The field of cultural production in which Ulman and other contemporary artists and writers now work is still partially structured by traditional forms of reception and circulation. In Ulman’s case, reviews of her work in publications such as Art Review and the exhibition of her work at the Tate Modern in London and New Museum in New York City certainly contributed to her success, but neither of these achievements secured her success in the first place. Her ability to gain a foothold in the modern art world was propelled by her willingness to produce content about her life and share it on a social media platform. And Ulman isn’t alone.
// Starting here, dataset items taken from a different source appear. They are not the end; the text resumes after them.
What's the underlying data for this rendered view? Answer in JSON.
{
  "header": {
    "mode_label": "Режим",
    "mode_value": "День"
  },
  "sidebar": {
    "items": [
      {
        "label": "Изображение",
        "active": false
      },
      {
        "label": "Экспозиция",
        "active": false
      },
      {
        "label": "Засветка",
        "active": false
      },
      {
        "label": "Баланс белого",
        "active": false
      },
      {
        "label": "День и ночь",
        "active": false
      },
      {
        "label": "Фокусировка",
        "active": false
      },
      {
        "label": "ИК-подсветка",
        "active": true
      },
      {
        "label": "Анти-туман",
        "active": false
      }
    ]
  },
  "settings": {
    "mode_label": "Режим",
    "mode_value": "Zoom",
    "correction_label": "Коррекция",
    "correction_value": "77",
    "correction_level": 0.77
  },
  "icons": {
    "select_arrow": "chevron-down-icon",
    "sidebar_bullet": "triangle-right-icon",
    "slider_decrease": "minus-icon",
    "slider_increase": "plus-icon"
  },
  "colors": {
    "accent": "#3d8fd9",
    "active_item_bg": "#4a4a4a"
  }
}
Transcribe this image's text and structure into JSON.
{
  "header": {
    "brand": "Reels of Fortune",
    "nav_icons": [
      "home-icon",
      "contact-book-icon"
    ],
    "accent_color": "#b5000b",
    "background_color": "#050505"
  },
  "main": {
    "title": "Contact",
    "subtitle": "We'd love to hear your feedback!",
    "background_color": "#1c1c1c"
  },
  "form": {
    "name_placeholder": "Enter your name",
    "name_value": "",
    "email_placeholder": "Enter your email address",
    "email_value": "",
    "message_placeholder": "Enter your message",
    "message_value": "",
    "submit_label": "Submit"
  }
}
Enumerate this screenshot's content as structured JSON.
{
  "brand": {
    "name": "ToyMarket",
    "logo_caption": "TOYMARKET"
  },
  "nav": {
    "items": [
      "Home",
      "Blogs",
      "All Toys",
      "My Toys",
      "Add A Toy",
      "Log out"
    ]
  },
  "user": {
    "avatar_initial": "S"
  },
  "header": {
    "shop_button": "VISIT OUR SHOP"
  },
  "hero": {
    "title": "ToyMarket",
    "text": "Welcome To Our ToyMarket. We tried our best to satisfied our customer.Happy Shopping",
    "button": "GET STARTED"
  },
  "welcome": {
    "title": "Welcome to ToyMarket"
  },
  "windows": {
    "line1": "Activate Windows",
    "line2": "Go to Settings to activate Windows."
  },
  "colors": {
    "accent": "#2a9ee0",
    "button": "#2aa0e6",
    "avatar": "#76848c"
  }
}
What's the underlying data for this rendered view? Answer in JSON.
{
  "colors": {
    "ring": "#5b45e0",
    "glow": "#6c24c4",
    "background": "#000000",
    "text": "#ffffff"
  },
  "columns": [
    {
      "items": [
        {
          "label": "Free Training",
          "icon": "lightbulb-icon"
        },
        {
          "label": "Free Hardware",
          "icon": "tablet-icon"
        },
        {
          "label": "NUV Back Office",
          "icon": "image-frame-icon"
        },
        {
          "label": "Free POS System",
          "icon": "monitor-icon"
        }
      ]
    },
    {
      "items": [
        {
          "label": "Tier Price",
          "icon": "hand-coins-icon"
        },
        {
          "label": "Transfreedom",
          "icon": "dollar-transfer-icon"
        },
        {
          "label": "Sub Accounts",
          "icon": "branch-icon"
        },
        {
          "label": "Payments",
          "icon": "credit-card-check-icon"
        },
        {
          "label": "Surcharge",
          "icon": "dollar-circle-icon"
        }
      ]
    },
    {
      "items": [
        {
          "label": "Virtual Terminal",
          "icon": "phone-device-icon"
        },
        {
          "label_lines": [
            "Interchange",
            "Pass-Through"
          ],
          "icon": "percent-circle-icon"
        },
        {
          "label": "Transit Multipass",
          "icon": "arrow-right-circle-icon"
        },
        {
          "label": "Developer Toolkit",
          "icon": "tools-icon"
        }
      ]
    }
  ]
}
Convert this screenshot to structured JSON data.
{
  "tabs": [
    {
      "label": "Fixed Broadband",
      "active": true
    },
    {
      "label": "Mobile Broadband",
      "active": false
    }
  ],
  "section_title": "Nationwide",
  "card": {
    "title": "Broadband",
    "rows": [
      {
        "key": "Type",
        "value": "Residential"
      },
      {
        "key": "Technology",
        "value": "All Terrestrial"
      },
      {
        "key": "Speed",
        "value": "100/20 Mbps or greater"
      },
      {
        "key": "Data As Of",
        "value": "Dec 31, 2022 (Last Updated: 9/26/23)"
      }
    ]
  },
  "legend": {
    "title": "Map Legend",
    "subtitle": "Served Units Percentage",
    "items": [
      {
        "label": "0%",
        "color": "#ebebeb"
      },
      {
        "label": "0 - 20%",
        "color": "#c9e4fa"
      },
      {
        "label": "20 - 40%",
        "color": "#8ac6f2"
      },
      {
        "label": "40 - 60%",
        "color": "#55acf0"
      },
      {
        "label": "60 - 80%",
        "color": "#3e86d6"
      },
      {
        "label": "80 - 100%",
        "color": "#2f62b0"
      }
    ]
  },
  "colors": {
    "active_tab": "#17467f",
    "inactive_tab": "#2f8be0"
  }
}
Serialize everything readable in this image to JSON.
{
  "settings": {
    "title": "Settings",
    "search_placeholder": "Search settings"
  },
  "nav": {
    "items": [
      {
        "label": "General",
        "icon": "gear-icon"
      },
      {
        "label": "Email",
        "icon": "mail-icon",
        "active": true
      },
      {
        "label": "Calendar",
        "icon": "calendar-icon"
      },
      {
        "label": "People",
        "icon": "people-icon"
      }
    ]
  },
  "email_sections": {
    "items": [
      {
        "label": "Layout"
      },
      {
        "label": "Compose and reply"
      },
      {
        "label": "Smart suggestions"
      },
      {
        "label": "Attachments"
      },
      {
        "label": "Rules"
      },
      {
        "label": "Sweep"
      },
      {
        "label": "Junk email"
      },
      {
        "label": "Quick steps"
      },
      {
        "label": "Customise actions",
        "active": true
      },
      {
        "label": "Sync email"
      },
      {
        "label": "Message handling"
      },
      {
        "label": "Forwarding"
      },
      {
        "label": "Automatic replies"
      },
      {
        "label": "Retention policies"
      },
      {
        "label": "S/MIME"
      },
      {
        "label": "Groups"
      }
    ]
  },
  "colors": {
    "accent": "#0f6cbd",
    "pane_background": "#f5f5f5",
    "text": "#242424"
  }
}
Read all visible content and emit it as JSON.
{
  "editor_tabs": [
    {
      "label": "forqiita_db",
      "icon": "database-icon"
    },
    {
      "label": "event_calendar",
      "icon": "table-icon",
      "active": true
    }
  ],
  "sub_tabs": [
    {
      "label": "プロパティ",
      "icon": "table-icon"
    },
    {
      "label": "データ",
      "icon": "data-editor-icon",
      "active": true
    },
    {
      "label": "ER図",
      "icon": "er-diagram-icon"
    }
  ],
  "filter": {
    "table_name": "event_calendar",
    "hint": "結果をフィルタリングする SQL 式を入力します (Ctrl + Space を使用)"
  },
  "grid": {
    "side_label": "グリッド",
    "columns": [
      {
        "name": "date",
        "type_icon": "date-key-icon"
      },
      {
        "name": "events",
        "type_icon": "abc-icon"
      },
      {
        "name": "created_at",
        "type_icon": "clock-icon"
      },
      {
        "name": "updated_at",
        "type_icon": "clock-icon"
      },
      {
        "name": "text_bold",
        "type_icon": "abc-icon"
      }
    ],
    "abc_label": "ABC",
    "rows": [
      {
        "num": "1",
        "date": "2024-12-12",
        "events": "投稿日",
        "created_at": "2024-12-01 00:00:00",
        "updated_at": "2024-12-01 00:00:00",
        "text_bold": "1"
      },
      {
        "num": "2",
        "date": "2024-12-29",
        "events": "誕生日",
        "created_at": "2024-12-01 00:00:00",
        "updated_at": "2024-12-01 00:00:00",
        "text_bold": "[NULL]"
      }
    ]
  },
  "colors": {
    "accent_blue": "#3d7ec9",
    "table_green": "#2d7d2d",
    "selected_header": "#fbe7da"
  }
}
Most artists and writers now rely on a similar strategy—or more precisely, content strategy. In the 2020s, if you want to be a successful artist or writer, you don’t necessarily need cultural or social capital or even a preexisting body of art or writing to succeed. What matters most is your content capital.

Link to the rest at The Literary Hub

PG is pretty much on the side of anybody who dodges gate-keepers and official taste-makers. The internet continues to flow around the cultural intermediaries that held sway during ancient times.

As Paul Simon wrote many years ago:

The words of the prophets are written on the subway walls and tenements halls and whispered in the sounds of silence.

2 thoughts on “The Rise of Insta-Artists and Insta-Poets”

  1. PG: Thanks for the Paul Simon quote, though I’ve often felt more in tune with another:
    “Still a man hears what he wants to hear, and disregards the rest.”

    • That is also an excellent Paul Simon song quote, T., and there are lots and lots more.

      The guy was a five-star genius at songwriting during his glory days. (I just checked and he’s still alive at age 80, hoax announcements of his death not withstanding.)